Verification & CI Gating¶

LLM Council's most distinctive surface: multi-model verification of code, documents, or any work product, with machine-actionable verdicts (ADR-034). Four models deliberate over your change; a chairman renders pass / fail / unclear with confidence, rubric scores, and blocking issues.

Three ways in¶

Surface	Invocation	Use for
MCP tool	`verify(snapshot_id, target_paths, tier, ...)`	agent sessions (Claude Code, Cursor)
CLI	`llm-council gate --snapshot <sha> [--tier ...]`	CI/CD pipelines (exit code 0/1/2)
HTTP	`POST /v1/council/verify`	services

llm-council gate --snapshot $(git rev-parse HEAD) \
  --file-paths src/module.py --tier balanced --rubric-focus Security

Exit codes: 0 PASS · 1 FAIL · 2 UNCLEAR.

Tiers¶

Tier	Budget	Max input	Use
`quick`	~30s	15K chars	sanity checks, small diffs
`balanced`	~90s	30K chars	default — routine verification
`high`	~180s	50K chars	security-critical reviews
`reasoning`	~600s	50K chars	complex architectural decisions

Reading an UNCLEAR verdict (ADR-047)¶

The exit code stays 2 for every UNCLEAR cause — that is a deliberate compatibility contract (ADR-047): existing automation keying on exit codes keeps working, and unclear_reason is the routing signal you layer policies on top of:

infra_failure — the chairman call itself errored (billing, auth, rate limit). Check your gateway/billing, then retry; never treat it as a review outcome.
low_confidence — deliberation completed below the confidence threshold. Common policy: accept-and-audit when blocking_issues is empty.
timeout — the tier deadline fired. Re-tier or reduce input scope.

Calibrated confidence (ADR-047)¶

Every response carries confidence (raw) and confidence_calibrated (raw passed through a monotonic mapping fitted against your recorded human dispositions).

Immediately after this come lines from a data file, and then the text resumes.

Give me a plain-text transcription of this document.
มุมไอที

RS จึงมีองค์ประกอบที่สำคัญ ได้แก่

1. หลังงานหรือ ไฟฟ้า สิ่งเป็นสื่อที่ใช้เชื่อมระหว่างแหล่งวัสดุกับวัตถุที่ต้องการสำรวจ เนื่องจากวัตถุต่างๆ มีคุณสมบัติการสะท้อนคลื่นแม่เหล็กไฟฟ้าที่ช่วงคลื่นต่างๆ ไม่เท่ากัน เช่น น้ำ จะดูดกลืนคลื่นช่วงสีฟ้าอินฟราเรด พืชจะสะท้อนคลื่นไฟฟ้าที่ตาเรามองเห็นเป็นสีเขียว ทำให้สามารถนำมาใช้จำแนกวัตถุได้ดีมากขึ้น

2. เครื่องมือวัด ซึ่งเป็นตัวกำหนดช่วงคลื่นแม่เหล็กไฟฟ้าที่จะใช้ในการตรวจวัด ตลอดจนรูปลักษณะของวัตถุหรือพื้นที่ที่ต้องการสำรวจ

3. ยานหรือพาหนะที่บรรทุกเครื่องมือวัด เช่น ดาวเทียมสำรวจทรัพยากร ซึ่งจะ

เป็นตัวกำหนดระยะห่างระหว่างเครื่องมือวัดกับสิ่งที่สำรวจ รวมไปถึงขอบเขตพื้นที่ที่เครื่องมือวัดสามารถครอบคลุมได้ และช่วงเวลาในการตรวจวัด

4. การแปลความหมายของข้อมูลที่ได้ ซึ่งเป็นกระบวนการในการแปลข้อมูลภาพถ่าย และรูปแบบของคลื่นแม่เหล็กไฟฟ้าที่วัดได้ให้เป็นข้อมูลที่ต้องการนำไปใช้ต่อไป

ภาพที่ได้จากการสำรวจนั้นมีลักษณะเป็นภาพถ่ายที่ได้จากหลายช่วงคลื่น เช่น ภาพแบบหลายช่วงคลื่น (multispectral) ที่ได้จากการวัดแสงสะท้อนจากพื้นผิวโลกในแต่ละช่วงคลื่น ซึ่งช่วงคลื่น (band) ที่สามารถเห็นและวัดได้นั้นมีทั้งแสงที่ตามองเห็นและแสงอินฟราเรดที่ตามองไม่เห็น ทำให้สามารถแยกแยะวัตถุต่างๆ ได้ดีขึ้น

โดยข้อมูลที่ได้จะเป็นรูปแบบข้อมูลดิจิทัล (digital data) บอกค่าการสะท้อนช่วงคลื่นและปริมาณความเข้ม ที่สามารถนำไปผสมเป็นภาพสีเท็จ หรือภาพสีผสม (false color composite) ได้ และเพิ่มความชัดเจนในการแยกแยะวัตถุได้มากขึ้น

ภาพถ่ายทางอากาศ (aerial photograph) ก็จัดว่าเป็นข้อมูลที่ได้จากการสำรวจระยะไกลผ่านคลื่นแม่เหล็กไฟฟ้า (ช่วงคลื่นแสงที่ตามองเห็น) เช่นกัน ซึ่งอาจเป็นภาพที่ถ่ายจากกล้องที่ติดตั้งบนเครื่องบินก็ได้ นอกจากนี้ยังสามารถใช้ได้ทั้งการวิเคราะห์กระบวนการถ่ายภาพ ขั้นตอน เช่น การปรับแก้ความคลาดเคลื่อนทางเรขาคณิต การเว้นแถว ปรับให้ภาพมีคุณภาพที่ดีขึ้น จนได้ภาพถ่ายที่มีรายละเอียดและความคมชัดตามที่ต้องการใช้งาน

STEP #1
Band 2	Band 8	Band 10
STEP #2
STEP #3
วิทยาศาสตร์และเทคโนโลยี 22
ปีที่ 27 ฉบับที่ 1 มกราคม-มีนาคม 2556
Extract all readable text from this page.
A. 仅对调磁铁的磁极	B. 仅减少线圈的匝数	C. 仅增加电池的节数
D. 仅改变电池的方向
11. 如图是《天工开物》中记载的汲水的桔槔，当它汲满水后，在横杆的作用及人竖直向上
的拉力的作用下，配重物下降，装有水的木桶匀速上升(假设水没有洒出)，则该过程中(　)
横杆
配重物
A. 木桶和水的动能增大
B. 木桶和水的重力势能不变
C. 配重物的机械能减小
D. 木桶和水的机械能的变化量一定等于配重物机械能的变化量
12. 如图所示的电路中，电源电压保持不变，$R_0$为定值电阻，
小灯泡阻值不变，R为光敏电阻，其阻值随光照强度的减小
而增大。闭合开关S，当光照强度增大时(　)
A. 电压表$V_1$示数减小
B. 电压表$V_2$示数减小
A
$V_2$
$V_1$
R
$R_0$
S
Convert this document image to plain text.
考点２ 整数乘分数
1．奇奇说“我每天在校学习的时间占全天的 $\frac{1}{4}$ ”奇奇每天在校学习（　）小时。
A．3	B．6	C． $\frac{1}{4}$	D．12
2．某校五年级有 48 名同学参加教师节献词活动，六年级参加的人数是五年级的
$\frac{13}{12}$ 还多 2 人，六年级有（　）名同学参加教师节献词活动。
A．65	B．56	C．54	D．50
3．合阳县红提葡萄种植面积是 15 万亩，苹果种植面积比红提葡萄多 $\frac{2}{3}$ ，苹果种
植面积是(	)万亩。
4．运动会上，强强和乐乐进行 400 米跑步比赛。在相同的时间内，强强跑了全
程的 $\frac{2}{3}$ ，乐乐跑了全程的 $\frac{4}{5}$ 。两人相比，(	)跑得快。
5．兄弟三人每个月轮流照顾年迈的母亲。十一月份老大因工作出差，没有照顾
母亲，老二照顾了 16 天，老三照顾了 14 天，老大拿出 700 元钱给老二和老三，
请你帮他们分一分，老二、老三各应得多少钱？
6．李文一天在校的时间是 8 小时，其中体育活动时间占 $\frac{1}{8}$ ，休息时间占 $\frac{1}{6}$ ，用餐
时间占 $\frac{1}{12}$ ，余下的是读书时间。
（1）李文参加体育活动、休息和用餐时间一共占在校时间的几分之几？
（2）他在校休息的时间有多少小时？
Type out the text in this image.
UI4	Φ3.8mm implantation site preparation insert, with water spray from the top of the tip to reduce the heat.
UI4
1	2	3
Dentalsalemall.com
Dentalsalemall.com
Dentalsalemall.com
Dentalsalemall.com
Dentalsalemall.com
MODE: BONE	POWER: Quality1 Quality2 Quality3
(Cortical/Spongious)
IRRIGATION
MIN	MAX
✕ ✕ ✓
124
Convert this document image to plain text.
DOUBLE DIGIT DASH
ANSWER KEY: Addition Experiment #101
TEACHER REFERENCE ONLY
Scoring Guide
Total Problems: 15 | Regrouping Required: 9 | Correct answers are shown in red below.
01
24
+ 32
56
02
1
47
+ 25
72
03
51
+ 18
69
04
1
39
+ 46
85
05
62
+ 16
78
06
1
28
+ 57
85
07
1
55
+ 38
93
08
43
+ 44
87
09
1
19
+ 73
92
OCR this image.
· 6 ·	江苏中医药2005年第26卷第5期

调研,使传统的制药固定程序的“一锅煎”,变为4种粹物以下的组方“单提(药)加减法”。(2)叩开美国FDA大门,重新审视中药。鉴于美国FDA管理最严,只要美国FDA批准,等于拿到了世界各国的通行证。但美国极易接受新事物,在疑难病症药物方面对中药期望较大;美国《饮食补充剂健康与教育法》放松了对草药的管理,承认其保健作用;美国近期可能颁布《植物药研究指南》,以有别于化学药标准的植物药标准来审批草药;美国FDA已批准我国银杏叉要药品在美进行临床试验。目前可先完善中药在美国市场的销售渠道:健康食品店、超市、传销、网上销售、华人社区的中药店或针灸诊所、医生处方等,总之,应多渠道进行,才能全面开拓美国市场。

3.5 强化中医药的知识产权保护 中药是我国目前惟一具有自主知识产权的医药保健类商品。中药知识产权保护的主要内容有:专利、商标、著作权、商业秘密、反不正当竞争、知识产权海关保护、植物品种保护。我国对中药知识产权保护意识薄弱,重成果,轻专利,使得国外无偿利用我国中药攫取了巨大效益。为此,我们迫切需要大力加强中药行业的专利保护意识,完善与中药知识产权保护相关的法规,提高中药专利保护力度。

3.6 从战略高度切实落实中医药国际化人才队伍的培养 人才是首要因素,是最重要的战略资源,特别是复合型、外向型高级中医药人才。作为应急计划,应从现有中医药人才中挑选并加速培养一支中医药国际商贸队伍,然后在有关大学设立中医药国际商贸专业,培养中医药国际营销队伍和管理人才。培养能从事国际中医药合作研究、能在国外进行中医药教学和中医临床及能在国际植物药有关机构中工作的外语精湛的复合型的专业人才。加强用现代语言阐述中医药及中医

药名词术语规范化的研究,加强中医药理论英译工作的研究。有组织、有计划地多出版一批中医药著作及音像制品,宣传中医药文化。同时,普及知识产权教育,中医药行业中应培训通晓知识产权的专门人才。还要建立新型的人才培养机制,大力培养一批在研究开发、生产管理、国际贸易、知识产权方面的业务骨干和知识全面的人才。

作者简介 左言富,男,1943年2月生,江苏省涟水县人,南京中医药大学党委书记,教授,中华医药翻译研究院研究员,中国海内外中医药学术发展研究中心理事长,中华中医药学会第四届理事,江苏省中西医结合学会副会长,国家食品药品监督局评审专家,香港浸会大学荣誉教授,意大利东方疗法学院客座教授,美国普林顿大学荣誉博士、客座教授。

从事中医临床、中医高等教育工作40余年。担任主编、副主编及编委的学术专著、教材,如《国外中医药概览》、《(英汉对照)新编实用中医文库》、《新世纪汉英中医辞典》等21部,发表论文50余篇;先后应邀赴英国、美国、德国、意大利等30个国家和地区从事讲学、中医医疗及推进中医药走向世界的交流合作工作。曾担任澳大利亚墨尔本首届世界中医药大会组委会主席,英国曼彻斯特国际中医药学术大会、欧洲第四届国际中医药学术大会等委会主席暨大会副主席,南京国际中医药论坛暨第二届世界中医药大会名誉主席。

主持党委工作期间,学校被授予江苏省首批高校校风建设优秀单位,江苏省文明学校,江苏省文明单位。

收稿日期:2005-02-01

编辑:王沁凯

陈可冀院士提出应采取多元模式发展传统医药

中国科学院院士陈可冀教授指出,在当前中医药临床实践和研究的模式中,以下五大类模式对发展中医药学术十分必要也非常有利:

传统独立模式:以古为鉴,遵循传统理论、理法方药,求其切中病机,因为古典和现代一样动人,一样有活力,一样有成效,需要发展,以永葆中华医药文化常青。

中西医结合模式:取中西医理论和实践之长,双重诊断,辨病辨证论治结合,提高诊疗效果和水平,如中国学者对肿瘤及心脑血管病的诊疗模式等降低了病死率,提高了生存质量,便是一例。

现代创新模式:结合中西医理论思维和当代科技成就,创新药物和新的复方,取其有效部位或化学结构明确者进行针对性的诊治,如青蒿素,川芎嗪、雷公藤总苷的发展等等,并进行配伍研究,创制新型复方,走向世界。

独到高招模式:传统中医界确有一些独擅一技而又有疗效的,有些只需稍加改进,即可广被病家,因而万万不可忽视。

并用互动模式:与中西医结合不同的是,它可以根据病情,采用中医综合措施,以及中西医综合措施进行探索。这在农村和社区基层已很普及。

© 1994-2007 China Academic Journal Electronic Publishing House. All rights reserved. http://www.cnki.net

Build the mapping from your own transcript corpus:

llm-council calibration-report          # analyze .council/logs
llm-council calibration-report --fit    # fit mapping from dispositions

The PASS threshold consumes the calibrated value only behind LLM_COUNCIL_CALIBRATED_CONFIDENCE=true (default off).

Screening judge (ADR-047, opt-in)¶

A single quick-tier model can pre-screen easy changes (LLM_COUNCIL_SCREENING=shadow|active; default off). Blocking-capable requests (blocking evidence, security focus, risk-glob paths) are never screened — the full council always runs for those. Start with shadow and read .council/screening/decisions.jsonl before trusting active.

Evidence injection (ADR-042)¶

Feed upstream tool output (linters, scanners) as structured evidence; the council must disposition each item. strength: blocking items make the request blocking-capable.

Prompt-cache cost note (ADR-049)¶

Verification prompts are assembled stable-prefix-first and cached on Anthropic council members (0.1× read price on repeat rounds; verified on the OpenRouter route). Multi-round verify sessions on the same subject are therefore much cheaper than round 1. The verify path uses a 1-hour cache TTL by default (rounds typically land 3–11 minutes apart); LLM_COUNCIL_PROMPT_CACHE_TTL=5m|1h overrides it, and LLM_COUNCIL_PROMPT_CACHING=false disables injection entirely. input_metrics reports cached_tokens (reads), cache_write_tokens, and cache_session_id — zero reads across rounds means a broken prefix or a lapsed TTL.

Operational tips¶

Scope target_paths to the files that changed — whole-file expansion of pre-existing code invites off-scope findings.
Repeated re-verification of the same scrutinized files hits diminishing returns; act on verdicts rather than re-rolling them.
Every run persists a full transcript under .council/logs/<timestamp-id>/ (the audit MCP tool retrieves them).